Trombosit fonksiyonunu etkileyen ilaçlar
Trombosit fonksiyonunu etkileyen tıbbi ürünler (örn. NSAID'ler, asetilsalisilik asit ve tiklopidin) veya kanama riskini artırabilecek diğer tıbbi ürünler sertralin dahil SSRI'lar ile birlikte uygulandığında kanama riski artabilir (bkz. bölüm 4.4).
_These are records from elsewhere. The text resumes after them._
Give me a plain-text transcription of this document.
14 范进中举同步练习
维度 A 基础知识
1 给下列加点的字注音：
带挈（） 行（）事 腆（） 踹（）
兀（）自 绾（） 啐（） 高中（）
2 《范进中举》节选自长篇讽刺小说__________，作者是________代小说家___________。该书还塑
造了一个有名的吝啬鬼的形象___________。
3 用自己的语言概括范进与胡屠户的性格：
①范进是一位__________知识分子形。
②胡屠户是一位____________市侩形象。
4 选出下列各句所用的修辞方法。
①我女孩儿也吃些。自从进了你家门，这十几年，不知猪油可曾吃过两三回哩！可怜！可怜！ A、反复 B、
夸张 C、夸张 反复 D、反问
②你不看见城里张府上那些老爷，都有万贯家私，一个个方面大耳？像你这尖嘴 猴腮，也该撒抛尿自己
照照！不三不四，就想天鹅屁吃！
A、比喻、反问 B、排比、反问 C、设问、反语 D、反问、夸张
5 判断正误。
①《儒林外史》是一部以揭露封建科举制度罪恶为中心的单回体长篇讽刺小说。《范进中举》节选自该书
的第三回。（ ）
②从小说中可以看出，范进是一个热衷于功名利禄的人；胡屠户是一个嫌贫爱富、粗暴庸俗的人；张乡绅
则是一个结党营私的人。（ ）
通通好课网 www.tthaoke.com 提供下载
Sitokrom P450 tarafından metabolize edilen ilaçlar
Sertralin, CYP 2D6 aktivitesi üzerinde hafif ila orta derecede inhibitör etki gösterebilir. Sertralinin 50 mg/gün kronik uygulaması, kararlı durum plazma desipram seviyelerinde (CYP 2D6 izozim aktivitesinin bir belirteci) orta derecede (ortalama %23-%37) bir artışa neden olmuştur. Propafenon ve flekainid gibi sınıf 1C antiaritmikler, trisiklik antidepresanlar ve tipik antipsikotikler dahil olmak üzere dar bir terapötik indekse sahip diğer CYP 2D6 substratları ile, özellikle sertralin yüksek dozlarda uygulanırsa, klinik olarak anlamlı etkileşimler meydana gelebilir.
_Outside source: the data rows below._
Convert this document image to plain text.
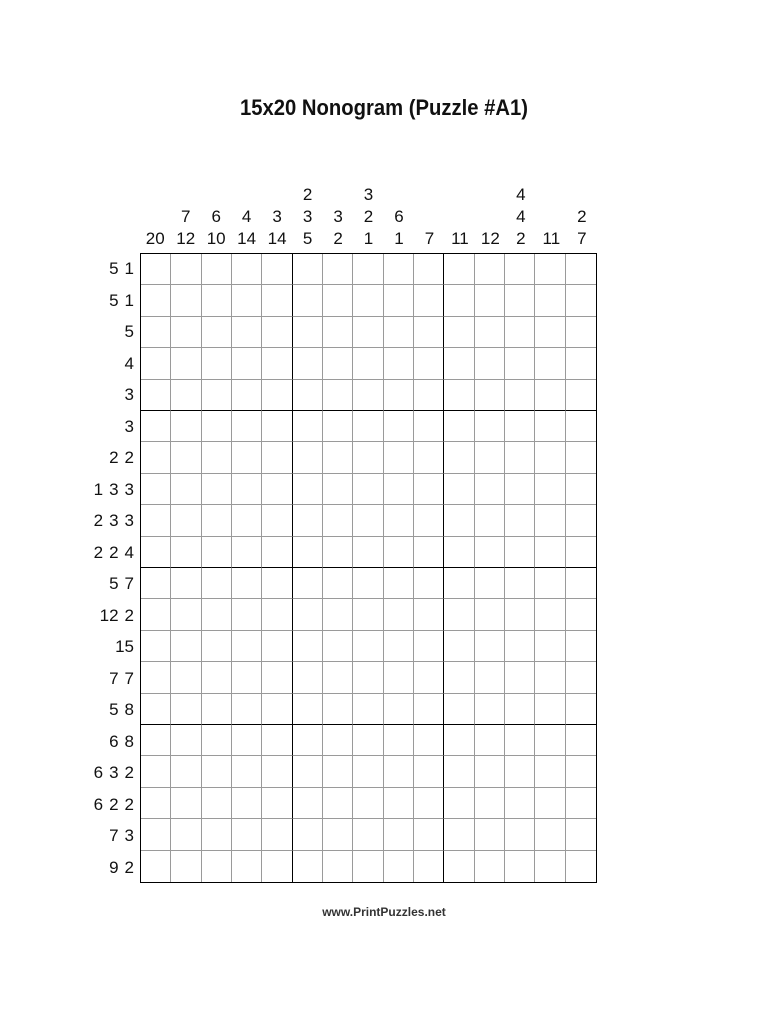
15x20 Nonogram (Puzzle #A1)
20
7
12
6
10
4
14
3
14
2
3
5
3
2
3
2
1
6
1 7 11 12
4
4
2 11
2
7
5 1
5 1
5
4
3
3
2 2
1 3 3
2 3 3
2 2 4
5 7
12 2
15
7 7
5 8
6 8
6 3 2
6 2 2
7 3
9 2
www.PrintPuzzles.net
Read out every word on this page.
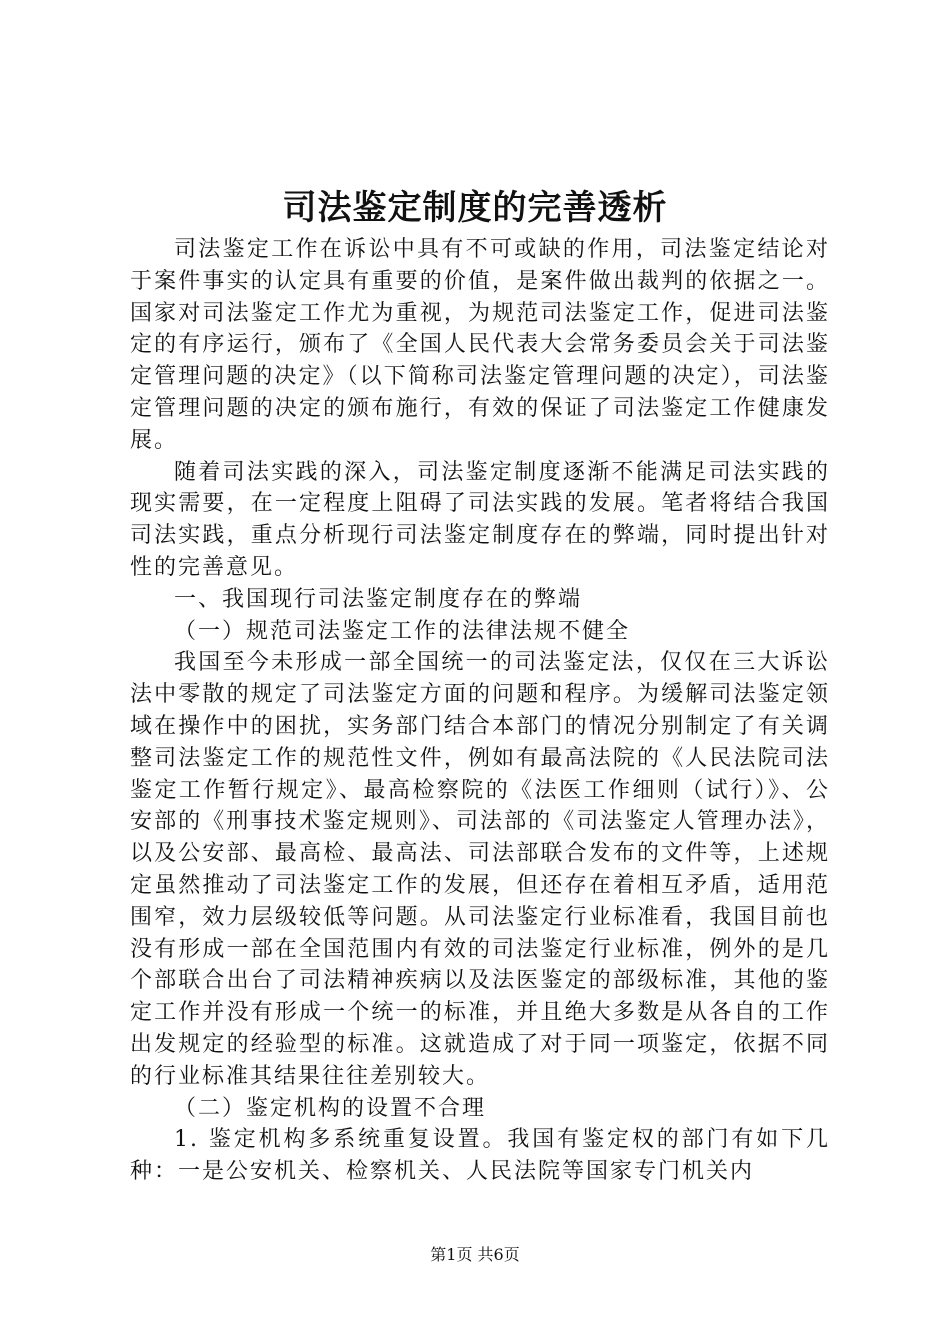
司法鉴定制度的完善透析

司法鉴定工作在诉讼中具有不可或缺的作用，司法鉴定结论对于案件事实的认定具有重要的价值，是案件做出裁判的依据之一。国家对司法鉴定工作尤为重视，为规范司法鉴定工作，促进司法鉴定的有序运行，颁布了《全国人民代表大会常务委员会关于司法鉴定管理问题的决定》（以下简称司法鉴定管理问题的决定），司法鉴定管理问题的决定的颁布施行，有效的保证了司法鉴定工作健康发展。

随着司法实践的深入，司法鉴定制度逐渐不能满足司法实践的现实需要，在一定程度上阻碍了司法实践的发展。笔者将结合我国司法实践，重点分析现行司法鉴定制度存在的弊端，同时提出针对性的完善意见。

一、我国现行司法鉴定制度存在的弊端

（一）规范司法鉴定工作的法律法规不健全

我国至今未形成一部全国统一的司法鉴定法，仅仅在三大诉讼法中零散的规定了司法鉴定方面的问题和程序。为缓解司法鉴定领域在操作中的困扰，实务部门结合本部门的情况分别制定了有关调整司法鉴定工作的规范性文件，例如有最高法院的《人民法院司法鉴定工作暂行规定》、最高检察院的《法医工作细则（试行）》、公安部的《刑事技术鉴定规则》、司法部的《司法鉴定人管理办法》，以及公安部、最高检、最高法、司法部联合发布的文件等，上述规定虽然推动了司法鉴定工作的发展，但还存在着相互矛盾，适用范围窄，效力层级较低等问题。从司法鉴定行业标准看，我国目前也没有形成一部在全国范围内有效的司法鉴定行业标准，例外的是几个部联合出台了司法精神疾病以及法医鉴定的部级标准，其他的鉴定工作并没有形成一个统一的标准，并且绝大多数是从各自的工作出发规定的经验型的标准。这就造成了对于同一项鉴定，依据不同的行业标准其结果往往差别较大。

（二）鉴定机构的设置不合理

1. 鉴定机构多系统重复设置。我国有鉴定权的部门有如下几种：一是公安机关、检察机关、人民法院等国家专门机关内

第1页 共6页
Sertralin, klinik olarak anlamlı ölçüde CYP 3A4, CYP 2C9, CYP 2C19 ve CYP 1A2 inhibitörü olarak hareket etmez. Bu, etkileşim çalışmalarıyla doğrulandı canlıda CYP 3A4 substratları (endojen kortizol, karbamazepin, terfenadin, alprazolam), CYP 2C19 substratı diazepam ve CYP 2C9 substratları (tolbutamid, glibenklamid ve fenitoin) ile yürütülmüştür. Çalışmalar laboratuvar ortamında sertralinin CYP 1A2 için ihmal edilebilir düzeyde inhibe edici potansiyele sahip olduğunu veya hiç olmadığını gösterir.
04.6 Hamilelik ve emzirme
Gebelik
Gebe kadınlarda yeterli çalışma yoktur. Bununla birlikte, mevcut kapsamlı veriler sertralinin konjenital malformasyonları indüklediğini göstermedi. Hayvan çalışmalarında, muhtemelen bileşiğin anneye yönelik farmakodinamik etkisinden ve/veya bileşiğin fetüse yönelik doğrudan farmakodinamik etkisinden kaynaklanan toksisiteden kaynaklanan üreme etkileri gözlemlenmiştir (bkz. bölüm 5.3).
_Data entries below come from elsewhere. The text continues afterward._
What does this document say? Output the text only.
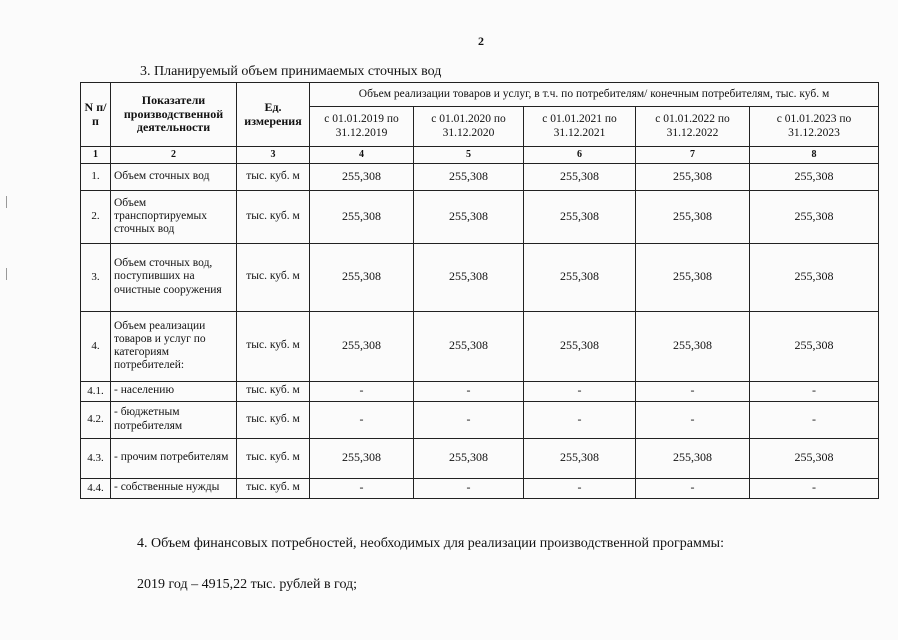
2
3. Планируемый объем принимаемых сточных вод
N п/п	Показатели производственной деятельности	Ед. измерения	Объем реализации товаров и услуг, в т.ч. по потребителям/ конечным потребителям, тыс. куб. м				
			с 01.01.2019 по 31.12.2019	с 01.01.2020 по 31.12.2020	с 01.01.2021 по 31.12.2021	с 01.01.2022 по 31.12.2022	с 01.01.2023 по 31.12.2023
1	2	3	4	5	6	7	8
1.	Объем сточных вод	тыс. куб. м	255,308	255,308	255,308	255,308	255,308
2.	Объем транспортируемых сточных вод	тыс. куб. м	255,308	255,308	255,308	255,308	255,308
3.	Объем сточных вод, поступивших на очистные сооружения	тыс. куб. м	255,308	255,308	255,308	255,308	255,308
4.	Объем реализации товаров и услуг по категориям потребителей:	тыс. куб. м	255,308	255,308	255,308	255,308	255,308
4.1.	- населению	тыс. куб. м	-	-	-	-	-
4.2.	- бюджетным потребителям	тыс. куб. м	-	-	-	-	-
4.3.	- прочим потребителям	тыс. куб. м	255,308	255,308	255,308	255,308	255,308
4.4.	- собственные нужды	тыс. куб. м	-	-	-	-	-
4. Объем финансовых потребностей, необходимых для реализации производственной программы:
2019 год – 4915,22 тыс. рублей в год;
Anneleri sertralin ile tedavi edilen bazı bebeklerde ilaç yoksunluğu sendromu ile uyumlu semptomlar bildirilmiştir. Aynı semptomlar diğer SSRI antidepresanlarında da bildirilmiştir. Kadının klinik durumu, tedavinin yararları potansiyel risklerinden fazla olmadığı sürece, sertralin kullanımı hamilelikte önerilmez.
Annenin sertralin kullanımı, özellikle üçüncü trimesterde, hamileliğin sonraki aşamalarında devam ederse, yenidoğanlar izlenmelidir.Aşağıdaki semptomlar: solunum güçlüğü, siyanoz, apne, nöbetler, sıcaklık değişiklikleri, beslenme güçlüğü, kusma, hipoglisemi, hipertoni, hipotoni , hiperrefleksi, titreme, sinirlilik, sinirlilik, uyuşukluk, sürekli ağlama, uyuşukluk ve uyku güçlükleri Semptomlar serotonerjik etkilerden veya yoksunluk semptomlarından kaynaklanabilir Çoğu durumda, komplikasyonlar hemen veya hızlı bir şekilde ortaya çıkar (doğum.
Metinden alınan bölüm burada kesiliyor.